The newly developed blood test analyzes DNA shards released by cells that have been damaged. These fragments, known as cell-free DNA, were discovered to be higher in the blood of PAH patients and to rise with the severity of the condition. If more research backs up the findings, this first-of-its-kind blood test for people with PAH could help doctors act faster to stop or slow the disease’s progression and possibly save lives. Cell-free DNA analysis is a relatively new technique that is being used more and more in medicine. It can be used to find early signs of cancer and rejection of heart and lung transplants.

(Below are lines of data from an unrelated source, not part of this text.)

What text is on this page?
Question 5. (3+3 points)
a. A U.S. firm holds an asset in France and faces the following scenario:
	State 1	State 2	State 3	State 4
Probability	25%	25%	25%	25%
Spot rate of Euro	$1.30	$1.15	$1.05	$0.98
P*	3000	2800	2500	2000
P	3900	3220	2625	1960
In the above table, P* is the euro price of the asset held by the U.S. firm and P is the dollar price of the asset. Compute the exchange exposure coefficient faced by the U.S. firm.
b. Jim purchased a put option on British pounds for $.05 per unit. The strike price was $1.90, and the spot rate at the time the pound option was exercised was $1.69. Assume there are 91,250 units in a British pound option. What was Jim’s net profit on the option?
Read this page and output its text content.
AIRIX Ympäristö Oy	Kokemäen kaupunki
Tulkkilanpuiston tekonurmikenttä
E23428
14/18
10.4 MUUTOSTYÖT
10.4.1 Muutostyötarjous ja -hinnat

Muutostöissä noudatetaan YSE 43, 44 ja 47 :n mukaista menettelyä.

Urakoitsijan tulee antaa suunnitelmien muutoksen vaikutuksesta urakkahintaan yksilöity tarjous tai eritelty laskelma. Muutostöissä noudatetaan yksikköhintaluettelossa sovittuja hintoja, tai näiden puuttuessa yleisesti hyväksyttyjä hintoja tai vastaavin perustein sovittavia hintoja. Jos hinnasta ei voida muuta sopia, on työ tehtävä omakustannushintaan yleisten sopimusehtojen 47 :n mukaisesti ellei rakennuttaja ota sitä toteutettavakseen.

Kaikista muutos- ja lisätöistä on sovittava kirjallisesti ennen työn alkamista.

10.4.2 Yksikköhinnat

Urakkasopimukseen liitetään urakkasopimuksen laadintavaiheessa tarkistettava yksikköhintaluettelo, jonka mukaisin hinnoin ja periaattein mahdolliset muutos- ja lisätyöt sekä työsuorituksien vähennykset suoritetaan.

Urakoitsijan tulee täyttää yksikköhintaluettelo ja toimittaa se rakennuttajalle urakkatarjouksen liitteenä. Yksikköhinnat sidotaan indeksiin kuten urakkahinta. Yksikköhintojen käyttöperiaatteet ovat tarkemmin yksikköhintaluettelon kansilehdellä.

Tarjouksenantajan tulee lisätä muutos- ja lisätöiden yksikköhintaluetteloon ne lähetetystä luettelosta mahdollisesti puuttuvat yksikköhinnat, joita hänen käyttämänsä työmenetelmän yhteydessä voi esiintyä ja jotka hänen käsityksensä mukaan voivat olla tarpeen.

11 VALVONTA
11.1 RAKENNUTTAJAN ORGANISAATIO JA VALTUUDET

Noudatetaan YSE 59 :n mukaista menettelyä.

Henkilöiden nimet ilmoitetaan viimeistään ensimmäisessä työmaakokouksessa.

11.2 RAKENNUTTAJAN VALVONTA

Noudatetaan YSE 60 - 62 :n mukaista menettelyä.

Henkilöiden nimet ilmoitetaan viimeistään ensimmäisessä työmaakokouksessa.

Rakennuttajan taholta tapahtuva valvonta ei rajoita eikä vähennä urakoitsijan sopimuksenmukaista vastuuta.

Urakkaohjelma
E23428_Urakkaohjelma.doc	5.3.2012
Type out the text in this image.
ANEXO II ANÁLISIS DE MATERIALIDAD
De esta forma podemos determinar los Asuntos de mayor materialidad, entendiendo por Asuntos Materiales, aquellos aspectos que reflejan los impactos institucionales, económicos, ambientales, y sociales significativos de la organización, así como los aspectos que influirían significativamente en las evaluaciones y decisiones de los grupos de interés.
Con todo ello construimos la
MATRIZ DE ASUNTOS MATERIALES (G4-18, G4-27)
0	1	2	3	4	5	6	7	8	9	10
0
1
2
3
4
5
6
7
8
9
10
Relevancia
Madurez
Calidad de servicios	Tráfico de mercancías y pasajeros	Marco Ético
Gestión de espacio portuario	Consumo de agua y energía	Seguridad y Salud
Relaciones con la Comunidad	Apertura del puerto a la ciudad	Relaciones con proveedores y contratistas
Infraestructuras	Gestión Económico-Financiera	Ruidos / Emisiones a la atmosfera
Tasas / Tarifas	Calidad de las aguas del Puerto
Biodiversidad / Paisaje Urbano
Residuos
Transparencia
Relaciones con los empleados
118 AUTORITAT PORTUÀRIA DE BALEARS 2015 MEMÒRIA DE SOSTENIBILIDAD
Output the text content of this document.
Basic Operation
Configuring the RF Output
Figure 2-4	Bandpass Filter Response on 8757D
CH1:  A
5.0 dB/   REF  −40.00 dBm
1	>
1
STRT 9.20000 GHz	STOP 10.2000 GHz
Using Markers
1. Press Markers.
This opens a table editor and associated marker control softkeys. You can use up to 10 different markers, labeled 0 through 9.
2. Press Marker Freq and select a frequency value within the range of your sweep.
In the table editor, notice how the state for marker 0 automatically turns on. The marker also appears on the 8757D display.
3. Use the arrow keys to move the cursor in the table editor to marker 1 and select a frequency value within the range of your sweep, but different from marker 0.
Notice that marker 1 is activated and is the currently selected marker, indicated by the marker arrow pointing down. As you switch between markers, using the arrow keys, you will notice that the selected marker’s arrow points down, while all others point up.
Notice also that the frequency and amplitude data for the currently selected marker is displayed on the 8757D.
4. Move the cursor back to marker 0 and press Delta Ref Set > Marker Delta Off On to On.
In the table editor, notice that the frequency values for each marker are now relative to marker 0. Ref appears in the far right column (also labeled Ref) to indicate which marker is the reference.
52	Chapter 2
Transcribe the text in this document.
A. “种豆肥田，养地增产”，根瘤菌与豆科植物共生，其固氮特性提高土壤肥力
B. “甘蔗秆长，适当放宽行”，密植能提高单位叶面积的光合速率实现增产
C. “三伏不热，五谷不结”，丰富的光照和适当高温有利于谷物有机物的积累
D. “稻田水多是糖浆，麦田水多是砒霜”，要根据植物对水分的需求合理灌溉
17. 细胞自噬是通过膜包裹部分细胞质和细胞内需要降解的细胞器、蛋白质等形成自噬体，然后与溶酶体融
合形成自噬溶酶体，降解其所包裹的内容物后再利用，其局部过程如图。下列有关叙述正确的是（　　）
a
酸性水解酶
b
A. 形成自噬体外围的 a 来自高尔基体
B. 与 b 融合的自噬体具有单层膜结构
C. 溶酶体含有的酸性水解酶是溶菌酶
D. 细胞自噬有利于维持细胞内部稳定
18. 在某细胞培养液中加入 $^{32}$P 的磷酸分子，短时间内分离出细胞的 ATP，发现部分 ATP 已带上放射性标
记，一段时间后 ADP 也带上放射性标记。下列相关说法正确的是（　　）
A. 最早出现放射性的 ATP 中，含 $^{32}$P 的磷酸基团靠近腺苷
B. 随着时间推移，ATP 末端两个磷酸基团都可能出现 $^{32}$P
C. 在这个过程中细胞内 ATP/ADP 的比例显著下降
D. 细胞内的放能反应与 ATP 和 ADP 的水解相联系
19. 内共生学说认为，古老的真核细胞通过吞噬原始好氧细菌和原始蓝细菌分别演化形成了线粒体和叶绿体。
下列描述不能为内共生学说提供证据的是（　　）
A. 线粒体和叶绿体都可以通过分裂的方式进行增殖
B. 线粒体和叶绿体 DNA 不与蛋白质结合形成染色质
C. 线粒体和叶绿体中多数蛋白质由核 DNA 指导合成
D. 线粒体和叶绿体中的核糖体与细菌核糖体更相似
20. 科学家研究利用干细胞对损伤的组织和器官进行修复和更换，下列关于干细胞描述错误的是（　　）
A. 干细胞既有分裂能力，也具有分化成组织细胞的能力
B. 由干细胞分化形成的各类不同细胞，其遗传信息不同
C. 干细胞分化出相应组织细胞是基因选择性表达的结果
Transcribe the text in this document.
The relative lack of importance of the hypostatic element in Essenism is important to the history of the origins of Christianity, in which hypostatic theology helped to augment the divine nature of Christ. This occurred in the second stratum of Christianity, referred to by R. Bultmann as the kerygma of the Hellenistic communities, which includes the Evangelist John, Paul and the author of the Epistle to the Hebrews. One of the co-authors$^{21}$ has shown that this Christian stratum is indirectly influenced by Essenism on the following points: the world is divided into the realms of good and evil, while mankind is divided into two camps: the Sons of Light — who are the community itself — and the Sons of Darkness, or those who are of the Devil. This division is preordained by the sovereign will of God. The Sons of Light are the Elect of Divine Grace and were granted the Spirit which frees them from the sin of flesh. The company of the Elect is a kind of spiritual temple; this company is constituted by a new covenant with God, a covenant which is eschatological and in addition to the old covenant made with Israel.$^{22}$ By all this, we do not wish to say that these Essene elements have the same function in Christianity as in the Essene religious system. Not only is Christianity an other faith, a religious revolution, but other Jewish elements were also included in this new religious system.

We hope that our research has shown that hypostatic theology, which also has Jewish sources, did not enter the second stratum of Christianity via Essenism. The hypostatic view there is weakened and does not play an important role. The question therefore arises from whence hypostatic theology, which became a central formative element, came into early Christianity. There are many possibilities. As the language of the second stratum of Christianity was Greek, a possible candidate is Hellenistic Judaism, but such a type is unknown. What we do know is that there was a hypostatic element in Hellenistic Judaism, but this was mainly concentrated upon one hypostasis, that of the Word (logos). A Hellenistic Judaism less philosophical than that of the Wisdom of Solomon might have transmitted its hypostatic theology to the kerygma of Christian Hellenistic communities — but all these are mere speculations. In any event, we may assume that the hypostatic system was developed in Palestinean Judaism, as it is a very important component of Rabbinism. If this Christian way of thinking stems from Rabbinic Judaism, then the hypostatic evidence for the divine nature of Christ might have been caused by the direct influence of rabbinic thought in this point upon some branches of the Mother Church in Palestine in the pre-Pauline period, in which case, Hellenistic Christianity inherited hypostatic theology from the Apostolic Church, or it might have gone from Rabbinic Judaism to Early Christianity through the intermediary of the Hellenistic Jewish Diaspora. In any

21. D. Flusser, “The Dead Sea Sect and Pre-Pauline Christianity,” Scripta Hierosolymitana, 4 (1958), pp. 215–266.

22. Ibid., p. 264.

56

The NHLBI and the NIH Clinical Center (also part of the NIH) provided funding for the study. The findings were published in the journal Circulation today.

A rare kind of pulmonary hypertension called PAH can impair breathing and result in weariness and chest pain. The NIH’s Genetic and Rare Diseases Information Center estimates that less than 50,000 persons in the United States have the condition, whose precise cause is unknown. Small pulmonary arteries in the lungs gradually narrow and get blocked, the right side of the heart experiences strain, and the patient eventually passes away from heart failure. When lung damage is severe, lung transplantation may be necessary. The majority of PAH patients are female, and the illness has a significant mortality rate. Despite improvements in treatment, there is currently no cure.

The current methods for assessing the severity of PAH rely on known risk prediction scores based on clinical symptoms and on the intrusive use of a catheter to detect lung pressure. The pressures in the heart are occasionally used by doctors as a substitute for the pressures in the lungs, but these tests typically lack sensitivity and repeatability.

For more than a decade, scientists have been actively looking for new, less invasive methods to assess the severity of PAH, the course of the disease, and the effectiveness of treatment. According to study co-author Michael A. Solomon, M.D., M.B.A., who is a member of the NHLBI Cardiovascular Branch and the co-director of the NIH Clinical Center Pulmonary Arterial Hypertension Section, these cell-free DNA analyses represent progress toward that goal.

“Here we’re proposing a one-time test,” says Dr. Sean Agbor-Enoh, Ph.D., co-author of the paper, “where you collect a vial of blood from a patient and use that to predict survival. We’re very encouraged by the early results.”

The research team examined cell-free DNA from blood samples collected from 209 adult patients, mostly women, who had been diagnosed with PAH at two major U.S. medical facilities. At the NIH Clinical Center, the researchers matched the data to cell-free DNA measured from a control group of 48 healthy volunteers without PAH.

They discovered that the amounts of cell-free DNA were raised in patients with PAH and rose proportionately to the disease’s severity. According to the researchers, patients with the highest levels of cell-free DNA had a 3.8 times higher risk of dying or needing a lung transplant than patients with the lowest levels.

Additional examinations of cell-free DNA samples revealed that PAH had an impact on a variety of tissue types, including the heart, blood vessels, adipose tissue, and inflammatory cells flowing through the circulation. Researchers will be able to better pinpoint the precise tissues involved in the PAH disease process thanks to the new blood test. This information could result in the development of new drugs to treat PAH, whose present therapies only slow the disease’s course rather than halting it or reversing it.